Lo dijo serio. Pero la voz le tembló un poquito al final. Yo asentí, le sonreí como una niña buena y volví a mi lugar.

Volví a cruzar las piernas. Y descrucé. Y crucé otra vez. Hasta que él dejó de pararse de la silla, hasta que entendí que estaba acomodándose el pantalón debajo del escritorio. Lo tengo.

Sonó el timbre y salimos. No me miró al despedirse.

Esa tarde, en mi cuarto, me toqué pensando en él. Me imaginé cómo se vería viéndome. Me imaginé qué estaría haciendo él en su casa pensando en mí.

***

Al día siguiente fui más decidida. Me puse una tanga rosa pálida, casi blanca, que se me veía un poco más pegada. Llegué a clase con la cabeza llena de planes y me senté en la primera fila. Andrade entró, pasó lista, comenzó a explicar algo de Sor Juana. Yo abrí las piernas un poco. No mucho. Lo justo para que, si miraba, viera.

Miró.

—Camila, al escritorio.

Esta vez se inclinó hacia adelante. Habló todavía más bajo.

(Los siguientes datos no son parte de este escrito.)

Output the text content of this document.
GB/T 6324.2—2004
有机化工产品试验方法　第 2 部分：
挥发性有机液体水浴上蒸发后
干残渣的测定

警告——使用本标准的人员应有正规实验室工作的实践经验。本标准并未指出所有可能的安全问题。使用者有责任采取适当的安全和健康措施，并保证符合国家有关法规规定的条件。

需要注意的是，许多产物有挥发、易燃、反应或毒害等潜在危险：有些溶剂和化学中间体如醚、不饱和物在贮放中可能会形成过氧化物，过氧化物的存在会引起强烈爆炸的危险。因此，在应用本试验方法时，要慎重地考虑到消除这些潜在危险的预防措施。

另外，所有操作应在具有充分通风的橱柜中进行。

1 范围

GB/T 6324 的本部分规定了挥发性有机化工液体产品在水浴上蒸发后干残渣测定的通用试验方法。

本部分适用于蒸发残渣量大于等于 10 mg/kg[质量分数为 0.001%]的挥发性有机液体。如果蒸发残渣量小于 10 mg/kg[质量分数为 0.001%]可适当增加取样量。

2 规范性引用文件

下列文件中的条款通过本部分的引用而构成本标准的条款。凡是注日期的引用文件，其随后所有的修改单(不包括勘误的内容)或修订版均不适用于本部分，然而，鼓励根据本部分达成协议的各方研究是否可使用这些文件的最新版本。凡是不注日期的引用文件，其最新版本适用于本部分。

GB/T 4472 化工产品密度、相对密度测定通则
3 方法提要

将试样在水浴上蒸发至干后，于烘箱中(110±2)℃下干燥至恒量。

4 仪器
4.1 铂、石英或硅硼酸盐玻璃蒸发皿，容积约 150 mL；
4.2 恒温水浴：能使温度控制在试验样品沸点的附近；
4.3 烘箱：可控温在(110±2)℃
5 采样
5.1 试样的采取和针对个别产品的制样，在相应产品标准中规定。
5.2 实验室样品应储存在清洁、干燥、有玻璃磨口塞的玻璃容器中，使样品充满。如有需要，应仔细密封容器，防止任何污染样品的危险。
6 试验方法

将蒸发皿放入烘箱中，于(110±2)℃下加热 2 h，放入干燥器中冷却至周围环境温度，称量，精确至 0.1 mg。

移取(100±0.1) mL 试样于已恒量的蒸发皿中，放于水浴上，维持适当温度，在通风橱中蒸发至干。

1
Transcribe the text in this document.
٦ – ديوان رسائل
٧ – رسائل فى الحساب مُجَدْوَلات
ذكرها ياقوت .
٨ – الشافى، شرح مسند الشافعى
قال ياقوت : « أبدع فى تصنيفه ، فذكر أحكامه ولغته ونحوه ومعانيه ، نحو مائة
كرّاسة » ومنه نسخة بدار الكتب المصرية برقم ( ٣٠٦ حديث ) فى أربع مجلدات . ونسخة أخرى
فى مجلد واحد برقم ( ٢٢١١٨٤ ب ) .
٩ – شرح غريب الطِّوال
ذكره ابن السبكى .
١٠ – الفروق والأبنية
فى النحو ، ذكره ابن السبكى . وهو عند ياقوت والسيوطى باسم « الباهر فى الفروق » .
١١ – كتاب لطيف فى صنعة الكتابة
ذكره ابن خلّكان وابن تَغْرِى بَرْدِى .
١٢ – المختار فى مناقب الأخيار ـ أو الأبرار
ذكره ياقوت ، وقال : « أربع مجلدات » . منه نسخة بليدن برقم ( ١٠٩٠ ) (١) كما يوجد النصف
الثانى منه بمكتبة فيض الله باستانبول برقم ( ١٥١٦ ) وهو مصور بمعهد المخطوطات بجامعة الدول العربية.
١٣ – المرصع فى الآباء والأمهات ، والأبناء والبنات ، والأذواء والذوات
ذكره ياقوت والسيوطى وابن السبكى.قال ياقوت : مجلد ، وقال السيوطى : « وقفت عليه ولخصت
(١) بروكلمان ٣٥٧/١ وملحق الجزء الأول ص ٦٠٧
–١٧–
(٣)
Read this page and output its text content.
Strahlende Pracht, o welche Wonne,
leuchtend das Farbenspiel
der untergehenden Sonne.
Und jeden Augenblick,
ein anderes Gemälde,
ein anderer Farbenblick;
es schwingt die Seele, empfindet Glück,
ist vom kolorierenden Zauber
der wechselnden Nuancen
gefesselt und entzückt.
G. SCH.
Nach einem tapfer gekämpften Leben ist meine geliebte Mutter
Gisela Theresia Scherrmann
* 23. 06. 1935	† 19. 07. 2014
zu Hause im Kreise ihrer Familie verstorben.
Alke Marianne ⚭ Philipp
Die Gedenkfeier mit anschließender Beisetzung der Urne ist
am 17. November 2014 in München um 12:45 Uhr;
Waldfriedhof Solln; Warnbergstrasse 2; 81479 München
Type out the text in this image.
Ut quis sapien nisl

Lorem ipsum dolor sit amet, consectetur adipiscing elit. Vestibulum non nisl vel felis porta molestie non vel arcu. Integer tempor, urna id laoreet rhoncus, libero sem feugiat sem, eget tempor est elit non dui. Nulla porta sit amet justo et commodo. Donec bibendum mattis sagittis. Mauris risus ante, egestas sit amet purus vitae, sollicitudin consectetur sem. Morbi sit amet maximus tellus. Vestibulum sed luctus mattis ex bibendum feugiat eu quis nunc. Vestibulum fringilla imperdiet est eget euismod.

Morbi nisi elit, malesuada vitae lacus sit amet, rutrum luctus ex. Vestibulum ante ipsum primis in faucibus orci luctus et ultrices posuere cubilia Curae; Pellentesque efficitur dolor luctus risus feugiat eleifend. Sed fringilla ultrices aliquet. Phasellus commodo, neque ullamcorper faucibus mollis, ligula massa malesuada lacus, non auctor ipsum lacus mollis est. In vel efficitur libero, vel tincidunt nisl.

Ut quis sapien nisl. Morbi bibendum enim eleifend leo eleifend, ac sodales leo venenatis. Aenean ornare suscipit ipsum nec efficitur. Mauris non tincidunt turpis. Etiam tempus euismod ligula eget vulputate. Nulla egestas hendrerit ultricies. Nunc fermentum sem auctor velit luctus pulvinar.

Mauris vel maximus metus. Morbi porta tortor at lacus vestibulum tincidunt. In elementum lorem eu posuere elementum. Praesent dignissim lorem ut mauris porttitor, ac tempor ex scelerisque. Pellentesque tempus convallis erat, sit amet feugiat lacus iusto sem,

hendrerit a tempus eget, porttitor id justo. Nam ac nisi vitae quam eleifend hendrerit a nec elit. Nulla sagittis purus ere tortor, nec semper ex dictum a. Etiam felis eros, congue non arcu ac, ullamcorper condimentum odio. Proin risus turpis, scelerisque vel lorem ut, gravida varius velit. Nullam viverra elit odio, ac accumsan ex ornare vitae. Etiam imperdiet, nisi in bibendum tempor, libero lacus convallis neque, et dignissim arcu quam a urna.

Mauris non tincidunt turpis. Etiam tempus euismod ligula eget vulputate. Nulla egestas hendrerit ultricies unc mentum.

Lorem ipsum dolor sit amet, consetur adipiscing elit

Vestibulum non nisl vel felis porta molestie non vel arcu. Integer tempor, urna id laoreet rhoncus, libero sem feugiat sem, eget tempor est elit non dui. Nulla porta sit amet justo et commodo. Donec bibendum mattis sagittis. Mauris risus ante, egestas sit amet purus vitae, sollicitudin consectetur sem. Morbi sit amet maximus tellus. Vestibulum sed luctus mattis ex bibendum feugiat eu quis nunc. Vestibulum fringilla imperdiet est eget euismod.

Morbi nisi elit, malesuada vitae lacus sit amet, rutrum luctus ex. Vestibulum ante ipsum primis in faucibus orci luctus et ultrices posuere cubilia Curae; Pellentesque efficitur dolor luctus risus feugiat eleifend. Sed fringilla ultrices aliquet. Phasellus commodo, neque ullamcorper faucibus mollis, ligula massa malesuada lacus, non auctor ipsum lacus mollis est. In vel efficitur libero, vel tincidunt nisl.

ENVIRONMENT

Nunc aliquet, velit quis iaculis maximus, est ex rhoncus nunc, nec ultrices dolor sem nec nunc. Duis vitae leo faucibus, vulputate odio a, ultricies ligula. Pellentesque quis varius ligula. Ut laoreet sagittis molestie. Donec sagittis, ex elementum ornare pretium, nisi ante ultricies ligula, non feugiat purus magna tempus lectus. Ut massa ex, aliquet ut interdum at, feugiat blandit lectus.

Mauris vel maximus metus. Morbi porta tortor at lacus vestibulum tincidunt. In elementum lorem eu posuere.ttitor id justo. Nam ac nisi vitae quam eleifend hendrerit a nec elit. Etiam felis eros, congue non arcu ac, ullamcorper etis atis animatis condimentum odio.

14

—No juegues así conmigo. No me voy a aguantar después.

Yo me hice la tonta.

—Profe, ¿puedo ir al baño?

Asintió sin mirarme. Salí, caminé despacio hasta el baño del segundo piso, me encerré en un cubículo y me bajé la tanga. La doblé y la guardé en la bolsa interior del suéter del uniforme. Me subí la falda apenas un dedo más arriba de lo permitido. Volví al salón.

Cuando me senté, abrí las piernas. Lentamente. Sin mirarlo. Lo escuché tragar saliva. Le sonreí con los labios cerrados y volví a cruzarlas.

Quince minutos después se acercó a mi banco fingiendo revisar un ejercicio.

—¿Y la ropa interior? —murmuró sin mirarme.

—Me la quité, profe.

—Dámela.

—¿Cómo?

—La que traes en la bolsa. Dámela.

Le dije que no. Que era mía, que me la habían regalado. Él me ofreció algo a cambio: en la próxima clase me la devolvía con una sorpresa. Lo pensé tres segundos. La saqué con cuidado, doblada en un cuadrado pequeñito, y se la pasé como quien le pasa una nota. Él la guardó en el portafolio sin disimular del todo.

Volvió al frente. Continuó la clase. Yo seguí abriendo las piernas.

***

Tuve que esperar dos días. Dos días en los que no podía dormir pensando qué hacía él con mi tanga. Si la había olido. Si la había guardado en algún cajón. Si la había usado.

El viernes llegué temprano. Me fui al baño antes de su clase, me bajé los calzones del día y los metí en la mochila. Sin tanga, sin calzones, solo la falda y el aire en la piel. Cuando llegué a mi banco no pude sentarme con tranquilidad. Sentía cada movimiento.

Andrade entró. Me buscó con la mirada y me sostuvo dos segundos. Empezó a pasar lista. Cuando llegó a mi nombre, en lugar de marcar y seguir, se acercó a mi lugar. Me dejó un sobre blanco en el banco, cerrado con un sticker.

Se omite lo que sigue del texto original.